Question

One number is 5 greater than another. The product of the numbers are 84. Find both the two positive and two negative sets of numbers.

Answer 1

GIVEN

one number is greater than the other by 5.

the product of both are 84.

find out the number.

To proof =

let assume that one number be x

other number be x+5

the equation becomes

⇒ x(x+8 ) = 84

⇒ x²+5x-84 =0

⇒ x²+ 12x-7x-84 = 0

⇒( x-7)(x+12)=0

⇒x=7, x=-12

now the positive numbers are 7 and 12

now the negative numbers are -12 and -7

hence proved

Answer 2

Let x,y be the two numbers.

Given that one number is 5 greater than another.

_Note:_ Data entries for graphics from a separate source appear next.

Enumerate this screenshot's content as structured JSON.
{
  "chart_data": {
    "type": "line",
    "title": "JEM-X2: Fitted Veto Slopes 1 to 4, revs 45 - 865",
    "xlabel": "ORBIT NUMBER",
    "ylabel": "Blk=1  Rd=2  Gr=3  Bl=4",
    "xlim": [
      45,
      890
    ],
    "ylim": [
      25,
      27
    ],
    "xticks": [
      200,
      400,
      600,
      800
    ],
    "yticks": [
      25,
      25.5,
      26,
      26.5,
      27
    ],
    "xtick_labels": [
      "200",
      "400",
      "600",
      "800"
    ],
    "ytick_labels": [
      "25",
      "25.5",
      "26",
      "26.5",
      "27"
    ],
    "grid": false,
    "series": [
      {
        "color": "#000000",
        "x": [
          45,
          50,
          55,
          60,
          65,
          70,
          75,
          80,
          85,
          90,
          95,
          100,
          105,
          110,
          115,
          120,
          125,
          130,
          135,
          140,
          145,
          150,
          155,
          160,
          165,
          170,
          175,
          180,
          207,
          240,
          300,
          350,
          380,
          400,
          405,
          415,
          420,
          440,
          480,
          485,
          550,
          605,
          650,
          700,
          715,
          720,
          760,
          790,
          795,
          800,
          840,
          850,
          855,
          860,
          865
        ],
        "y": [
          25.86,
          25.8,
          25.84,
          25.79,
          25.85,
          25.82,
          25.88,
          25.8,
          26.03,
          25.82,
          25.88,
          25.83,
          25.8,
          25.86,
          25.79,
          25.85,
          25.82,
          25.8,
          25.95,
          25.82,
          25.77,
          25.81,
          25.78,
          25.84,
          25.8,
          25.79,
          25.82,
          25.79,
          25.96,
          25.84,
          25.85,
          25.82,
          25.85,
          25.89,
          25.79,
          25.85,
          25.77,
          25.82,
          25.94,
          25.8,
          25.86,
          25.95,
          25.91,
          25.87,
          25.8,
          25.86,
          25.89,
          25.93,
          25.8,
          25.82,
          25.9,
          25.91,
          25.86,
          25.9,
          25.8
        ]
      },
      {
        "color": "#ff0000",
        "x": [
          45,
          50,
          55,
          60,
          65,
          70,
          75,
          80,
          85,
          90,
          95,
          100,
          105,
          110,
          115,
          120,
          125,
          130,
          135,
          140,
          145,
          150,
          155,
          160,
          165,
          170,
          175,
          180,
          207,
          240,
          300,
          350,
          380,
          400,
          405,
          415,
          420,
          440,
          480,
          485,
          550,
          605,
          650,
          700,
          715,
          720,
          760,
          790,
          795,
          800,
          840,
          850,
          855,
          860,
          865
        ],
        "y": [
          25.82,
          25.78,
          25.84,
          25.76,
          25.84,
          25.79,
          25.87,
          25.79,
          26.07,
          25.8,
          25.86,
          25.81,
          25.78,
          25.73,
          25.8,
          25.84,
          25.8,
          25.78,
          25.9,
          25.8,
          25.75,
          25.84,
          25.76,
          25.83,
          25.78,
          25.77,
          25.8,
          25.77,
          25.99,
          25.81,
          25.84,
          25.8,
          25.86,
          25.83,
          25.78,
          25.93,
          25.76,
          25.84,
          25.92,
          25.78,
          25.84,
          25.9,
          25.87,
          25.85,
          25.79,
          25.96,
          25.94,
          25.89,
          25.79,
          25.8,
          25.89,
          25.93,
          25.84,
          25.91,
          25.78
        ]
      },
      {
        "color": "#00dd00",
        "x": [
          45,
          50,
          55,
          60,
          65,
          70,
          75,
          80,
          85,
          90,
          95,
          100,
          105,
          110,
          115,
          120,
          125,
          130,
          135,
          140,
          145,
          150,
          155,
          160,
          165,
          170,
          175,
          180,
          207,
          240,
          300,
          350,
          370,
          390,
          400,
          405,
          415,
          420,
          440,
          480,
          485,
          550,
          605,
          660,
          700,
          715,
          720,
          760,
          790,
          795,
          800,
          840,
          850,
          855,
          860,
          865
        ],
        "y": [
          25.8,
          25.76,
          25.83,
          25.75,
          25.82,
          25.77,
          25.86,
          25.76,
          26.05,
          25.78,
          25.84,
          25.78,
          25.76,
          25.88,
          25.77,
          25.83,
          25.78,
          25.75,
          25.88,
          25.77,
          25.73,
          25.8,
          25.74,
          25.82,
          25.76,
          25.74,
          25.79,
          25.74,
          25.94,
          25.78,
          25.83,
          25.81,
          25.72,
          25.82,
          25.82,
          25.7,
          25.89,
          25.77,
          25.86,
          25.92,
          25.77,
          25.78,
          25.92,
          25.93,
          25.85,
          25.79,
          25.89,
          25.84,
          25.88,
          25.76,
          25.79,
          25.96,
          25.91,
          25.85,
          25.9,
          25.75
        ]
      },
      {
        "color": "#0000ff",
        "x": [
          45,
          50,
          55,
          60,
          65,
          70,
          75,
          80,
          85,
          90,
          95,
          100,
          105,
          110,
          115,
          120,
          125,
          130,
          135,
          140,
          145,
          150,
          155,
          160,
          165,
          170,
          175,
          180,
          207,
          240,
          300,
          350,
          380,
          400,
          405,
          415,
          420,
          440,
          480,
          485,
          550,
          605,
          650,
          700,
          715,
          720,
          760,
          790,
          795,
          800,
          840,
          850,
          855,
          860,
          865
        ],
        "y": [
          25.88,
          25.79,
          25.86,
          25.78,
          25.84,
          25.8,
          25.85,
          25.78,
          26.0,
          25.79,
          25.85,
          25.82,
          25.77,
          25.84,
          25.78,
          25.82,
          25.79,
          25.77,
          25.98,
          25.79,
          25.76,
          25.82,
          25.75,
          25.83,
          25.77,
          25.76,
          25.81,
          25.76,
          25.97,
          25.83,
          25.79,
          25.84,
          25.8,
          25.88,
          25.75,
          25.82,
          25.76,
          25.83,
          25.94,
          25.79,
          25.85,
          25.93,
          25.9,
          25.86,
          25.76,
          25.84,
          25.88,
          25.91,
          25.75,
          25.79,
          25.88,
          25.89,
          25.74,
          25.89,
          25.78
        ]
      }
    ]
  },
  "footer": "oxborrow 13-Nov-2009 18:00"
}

Let x be the smaller number ans y be the greater number.

That is y=x+5. Let this be the first equation.

And also given that product of the two numbers is 84.

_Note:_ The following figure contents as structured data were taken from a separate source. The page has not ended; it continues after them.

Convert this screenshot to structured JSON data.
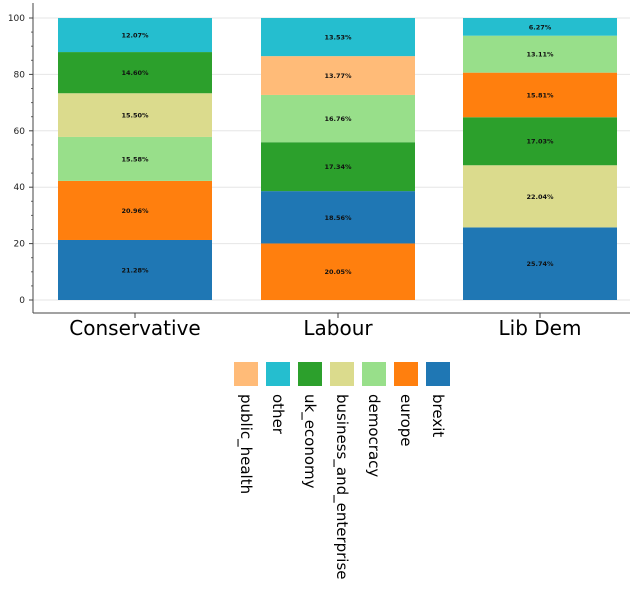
{
  "chart_data": {
    "type": "bar",
    "stacked": true,
    "categories": [
      "Conservative",
      "Labour",
      "Lib Dem"
    ],
    "ylim": [
      0,
      100
    ],
    "yticks": [
      0,
      20,
      40,
      60,
      80,
      100
    ],
    "grid": true,
    "legend_position": "bottom",
    "stacks": [
      {
        "category": "Conservative",
        "segments": [
          {
            "topic": "brexit",
            "value": 21.28,
            "label": "21.28%"
          },
          {
            "topic": "europe",
            "value": 20.96,
            "label": "20.96%"
          },
          {
            "topic": "democracy",
            "value": 15.58,
            "label": "15.58%"
          },
          {
            "topic": "business_and_enterprise",
            "value": 15.5,
            "label": "15.50%"
          },
          {
            "topic": "uk_economy",
            "value": 14.6,
            "label": "14.60%"
          },
          {
            "topic": "other",
            "value": 12.07,
            "label": "12.07%"
          }
        ]
      },
      {
        "category": "Labour",
        "segments": [
          {
            "topic": "europe",
            "value": 20.05,
            "label": "20.05%"
          },
          {
            "topic": "brexit",
            "value": 18.56,
            "label": "18.56%"
          },
          {
            "topic": "uk_economy",
            "value": 17.34,
            "label": "17.34%"
          },
          {
            "topic": "democracy",
            "value": 16.76,
            "label": "16.76%"
          },
          {
            "topic": "public_health",
            "value": 13.77,
            "label": "13.77%"
          },
          {
            "topic": "other",
            "value": 13.53,
            "label": "13.53%"
          }
        ]
      },
      {
        "category": "Lib Dem",
        "segments": [
          {
            "topic": "brexit",
            "value": 25.74,
            "label": "25.74%"
          },
          {
            "topic": "business_and_enterprise",
            "value": 22.04,
            "label": "22.04%"
          },
          {
            "topic": "uk_economy",
            "value": 17.03,
            "label": "17.03%"
          },
          {
            "topic": "europe",
            "value": 15.81,
            "label": "15.81%"
          },
          {
            "topic": "democracy",
            "value": 13.11,
            "label": "13.11%"
          },
          {
            "topic": "other",
            "value": 6.27,
            "label": "6.27%"
          }
        ]
      }
    ],
    "legend": [
      {
        "name": "public_health",
        "color": "#ffbb78"
      },
      {
        "name": "other",
        "color": "#25becf"
      },
      {
        "name": "uk_economy",
        "color": "#2ca02c"
      },
      {
        "name": "business_and_enterprise",
        "color": "#dbdb8d"
      },
      {
        "name": "democracy",
        "color": "#98df8a"
      },
      {
        "name": "europe",
        "color": "#ff7f0e"
      },
      {
        "name": "brexit",
        "color": "#1f77b4"
      }
    ]
  }
}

That is x*y = 84, let us plugin y=x+5 here.

x*(x+5) = 84

x^2 + 5x -84 = 0.

x^2+12x-7x-84 = 0

x(x+12)-7(x+12) =0

(x-7)(x+12)=0

That is x= 7 or -12.

If x=7, y= 7+5=12.

If x=-12, y= -12+5 = -7.

Hence two positive numbers corresponding to given conditions are 7,12.

And two negative numbers corresponding to given conditions are -12,-7.